Most of the rest of the wife's family hates him. Wife's parents and us are the only ones that tolerate him. I give him a few bucks every now and then, but he can't live on our property, or close to us. Oh, I forgot to mention that when he was out before he served the 2.5 years, he stole over $1500 worth of tools and equipment from me. Just the other day, he got our checking account number and got one of those "payday loans" with 30% interest. We'll probably have to change our checking account now, no way of knowing what else he's done.

So Sarge, you see, I've been there. Just hope your girl has more sense than this boy does. Prison time didn't help him a bit.
 
You can only do so much as a parent and then you have to let them grow their own wings.

My families prayers are with you, your wife and your daughter.

Hate to see this type of thing happen but it does and it is no fun.

Hope you and especially your wife make it through.

Goose
 
I'm surprised to be here and speaking to topics like this as well, but I see this place as something quite unique...

It's a party, therapy, a sounding board, and a car forum....with cats! What's not to like?

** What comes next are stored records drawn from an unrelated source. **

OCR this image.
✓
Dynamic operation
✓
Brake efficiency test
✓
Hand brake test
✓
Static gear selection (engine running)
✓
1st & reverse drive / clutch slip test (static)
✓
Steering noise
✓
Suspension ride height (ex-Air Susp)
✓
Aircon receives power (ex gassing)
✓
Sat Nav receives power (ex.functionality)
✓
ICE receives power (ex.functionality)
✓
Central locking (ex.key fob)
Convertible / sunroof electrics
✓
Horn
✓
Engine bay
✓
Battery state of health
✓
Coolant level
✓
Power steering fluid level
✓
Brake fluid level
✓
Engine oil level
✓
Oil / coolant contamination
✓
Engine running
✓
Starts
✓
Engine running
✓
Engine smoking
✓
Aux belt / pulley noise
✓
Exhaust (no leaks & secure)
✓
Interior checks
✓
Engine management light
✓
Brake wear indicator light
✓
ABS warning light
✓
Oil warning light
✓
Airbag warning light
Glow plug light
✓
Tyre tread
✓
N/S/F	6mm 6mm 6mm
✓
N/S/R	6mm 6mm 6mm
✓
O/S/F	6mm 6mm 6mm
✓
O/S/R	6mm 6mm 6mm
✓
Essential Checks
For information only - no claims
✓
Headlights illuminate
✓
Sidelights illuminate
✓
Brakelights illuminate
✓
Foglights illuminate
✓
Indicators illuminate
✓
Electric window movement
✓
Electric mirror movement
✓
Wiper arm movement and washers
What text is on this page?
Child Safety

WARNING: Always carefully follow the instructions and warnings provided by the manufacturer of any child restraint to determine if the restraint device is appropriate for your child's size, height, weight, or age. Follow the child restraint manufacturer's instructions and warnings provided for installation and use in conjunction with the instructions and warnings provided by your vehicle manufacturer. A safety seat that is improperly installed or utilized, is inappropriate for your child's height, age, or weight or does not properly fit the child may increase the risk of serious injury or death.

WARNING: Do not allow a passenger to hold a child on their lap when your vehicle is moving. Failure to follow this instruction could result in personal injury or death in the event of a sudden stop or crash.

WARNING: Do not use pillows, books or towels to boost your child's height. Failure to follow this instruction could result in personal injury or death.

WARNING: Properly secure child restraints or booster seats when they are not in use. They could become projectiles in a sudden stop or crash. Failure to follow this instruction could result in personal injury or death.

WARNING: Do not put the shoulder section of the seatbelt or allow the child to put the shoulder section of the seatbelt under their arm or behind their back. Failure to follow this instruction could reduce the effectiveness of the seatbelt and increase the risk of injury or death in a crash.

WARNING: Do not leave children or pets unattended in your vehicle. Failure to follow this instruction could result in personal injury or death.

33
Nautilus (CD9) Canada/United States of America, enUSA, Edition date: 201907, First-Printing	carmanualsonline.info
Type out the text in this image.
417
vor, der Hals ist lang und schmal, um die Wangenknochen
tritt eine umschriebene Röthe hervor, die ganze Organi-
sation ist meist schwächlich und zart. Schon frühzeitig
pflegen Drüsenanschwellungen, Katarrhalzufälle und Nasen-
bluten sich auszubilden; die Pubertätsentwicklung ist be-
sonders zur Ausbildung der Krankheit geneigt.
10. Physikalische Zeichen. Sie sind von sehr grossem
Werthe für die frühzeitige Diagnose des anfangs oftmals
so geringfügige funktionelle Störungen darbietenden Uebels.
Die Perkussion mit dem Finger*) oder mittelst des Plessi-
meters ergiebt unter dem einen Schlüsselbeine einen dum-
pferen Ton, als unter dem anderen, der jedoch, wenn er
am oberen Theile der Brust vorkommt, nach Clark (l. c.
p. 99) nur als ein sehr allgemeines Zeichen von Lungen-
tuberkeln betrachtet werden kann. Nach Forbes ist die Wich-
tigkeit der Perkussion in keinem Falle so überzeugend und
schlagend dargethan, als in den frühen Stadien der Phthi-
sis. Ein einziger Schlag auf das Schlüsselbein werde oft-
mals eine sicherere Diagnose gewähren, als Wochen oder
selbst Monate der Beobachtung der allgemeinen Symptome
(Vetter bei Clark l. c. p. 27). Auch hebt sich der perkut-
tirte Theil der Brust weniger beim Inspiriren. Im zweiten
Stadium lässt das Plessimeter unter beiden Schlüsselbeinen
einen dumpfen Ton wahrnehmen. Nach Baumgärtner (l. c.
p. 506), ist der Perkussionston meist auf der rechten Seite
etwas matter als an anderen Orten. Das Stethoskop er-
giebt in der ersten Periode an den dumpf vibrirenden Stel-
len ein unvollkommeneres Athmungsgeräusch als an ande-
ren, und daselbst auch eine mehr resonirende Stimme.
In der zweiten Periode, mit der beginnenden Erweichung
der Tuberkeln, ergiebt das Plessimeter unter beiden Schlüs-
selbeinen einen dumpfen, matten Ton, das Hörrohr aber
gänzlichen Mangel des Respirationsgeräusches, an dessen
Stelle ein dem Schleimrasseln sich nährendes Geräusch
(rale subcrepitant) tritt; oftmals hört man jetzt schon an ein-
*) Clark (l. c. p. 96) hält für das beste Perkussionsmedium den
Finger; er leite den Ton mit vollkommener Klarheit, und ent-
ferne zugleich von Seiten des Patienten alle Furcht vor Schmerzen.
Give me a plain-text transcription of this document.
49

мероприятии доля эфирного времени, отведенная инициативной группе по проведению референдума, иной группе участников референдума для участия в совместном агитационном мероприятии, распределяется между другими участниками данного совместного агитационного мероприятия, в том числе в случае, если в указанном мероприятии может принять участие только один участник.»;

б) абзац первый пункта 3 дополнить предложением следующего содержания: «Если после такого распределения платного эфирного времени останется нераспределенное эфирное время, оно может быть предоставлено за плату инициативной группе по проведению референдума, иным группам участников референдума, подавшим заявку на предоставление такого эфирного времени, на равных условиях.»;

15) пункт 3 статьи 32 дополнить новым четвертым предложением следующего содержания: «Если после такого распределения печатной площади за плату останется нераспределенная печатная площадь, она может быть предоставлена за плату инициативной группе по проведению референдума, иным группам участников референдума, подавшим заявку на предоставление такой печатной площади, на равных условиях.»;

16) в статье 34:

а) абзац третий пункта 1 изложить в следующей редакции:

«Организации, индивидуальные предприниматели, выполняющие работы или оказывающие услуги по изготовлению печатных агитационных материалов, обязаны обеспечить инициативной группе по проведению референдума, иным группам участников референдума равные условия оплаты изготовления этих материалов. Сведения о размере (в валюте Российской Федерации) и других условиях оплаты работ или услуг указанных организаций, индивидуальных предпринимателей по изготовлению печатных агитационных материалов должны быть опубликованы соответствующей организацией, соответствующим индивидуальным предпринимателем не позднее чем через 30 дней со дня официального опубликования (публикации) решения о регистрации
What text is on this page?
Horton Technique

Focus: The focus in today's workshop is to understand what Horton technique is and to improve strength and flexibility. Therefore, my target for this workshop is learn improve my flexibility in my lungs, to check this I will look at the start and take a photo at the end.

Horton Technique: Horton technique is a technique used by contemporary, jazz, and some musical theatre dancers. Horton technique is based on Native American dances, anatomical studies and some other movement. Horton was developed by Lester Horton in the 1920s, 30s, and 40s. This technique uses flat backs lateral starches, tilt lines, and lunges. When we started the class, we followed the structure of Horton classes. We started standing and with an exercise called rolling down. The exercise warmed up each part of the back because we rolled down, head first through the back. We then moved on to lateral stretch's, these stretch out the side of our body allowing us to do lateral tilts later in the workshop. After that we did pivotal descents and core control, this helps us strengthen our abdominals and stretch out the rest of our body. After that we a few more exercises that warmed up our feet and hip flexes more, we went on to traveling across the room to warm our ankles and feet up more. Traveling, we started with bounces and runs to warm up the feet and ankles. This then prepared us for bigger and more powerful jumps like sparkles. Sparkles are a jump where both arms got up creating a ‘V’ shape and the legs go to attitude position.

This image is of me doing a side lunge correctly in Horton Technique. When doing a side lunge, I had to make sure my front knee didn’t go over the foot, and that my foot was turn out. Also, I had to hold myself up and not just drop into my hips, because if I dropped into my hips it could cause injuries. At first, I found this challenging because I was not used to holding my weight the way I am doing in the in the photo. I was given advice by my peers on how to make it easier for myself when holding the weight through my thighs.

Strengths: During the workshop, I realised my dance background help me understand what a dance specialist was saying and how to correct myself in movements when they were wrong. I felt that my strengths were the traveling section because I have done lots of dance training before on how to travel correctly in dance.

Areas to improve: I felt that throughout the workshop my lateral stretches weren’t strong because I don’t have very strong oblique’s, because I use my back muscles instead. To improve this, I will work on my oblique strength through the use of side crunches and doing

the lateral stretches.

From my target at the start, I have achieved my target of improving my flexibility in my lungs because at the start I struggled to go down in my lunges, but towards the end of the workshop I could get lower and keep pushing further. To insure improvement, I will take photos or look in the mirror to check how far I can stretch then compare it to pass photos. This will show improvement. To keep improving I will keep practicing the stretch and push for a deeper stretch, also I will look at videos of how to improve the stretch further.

Well, maybe the cats don't work for everybody. Hows about a cat from Detroit?
http://www.youtube.com/watch?v=nW8S58CYQqs

Keep your head up Sarge, and you're not nutz. Not anymore than the rest of us.... Where's Torchmann? Whose elephant is this? You like my new shooz? My favorite color is bloo......gotta run, the short bus is here.

I have to apologize for my post, Sarge. I made a lame attempt to lighten the mood, but this is clearly not a laughing matter.

I will not pretend to know how you feel, nor will I try to offer psychological advice. (Contrary to popular belief, I'm not a real doctor). At any rate Sarge, we stand beside you, hell or high water.
 
Doc...no offense taken.....no apology necessary....

sometimes you have to see the humor in life....."you can't take the world serious"....wasn't that an old joke??? World Series.....anyway, I appreciate all the support from everyone..... we will get past it and hopefully things will be better....can't live her life for her....truly in the Lords hands....
 
Thanks, Sarge. Upon review, I felt like I farted in church...or something equally inappropriate. :(

That stupidity aside, what does this mean? "nunca sabrás cuánta ayuda que ha sido."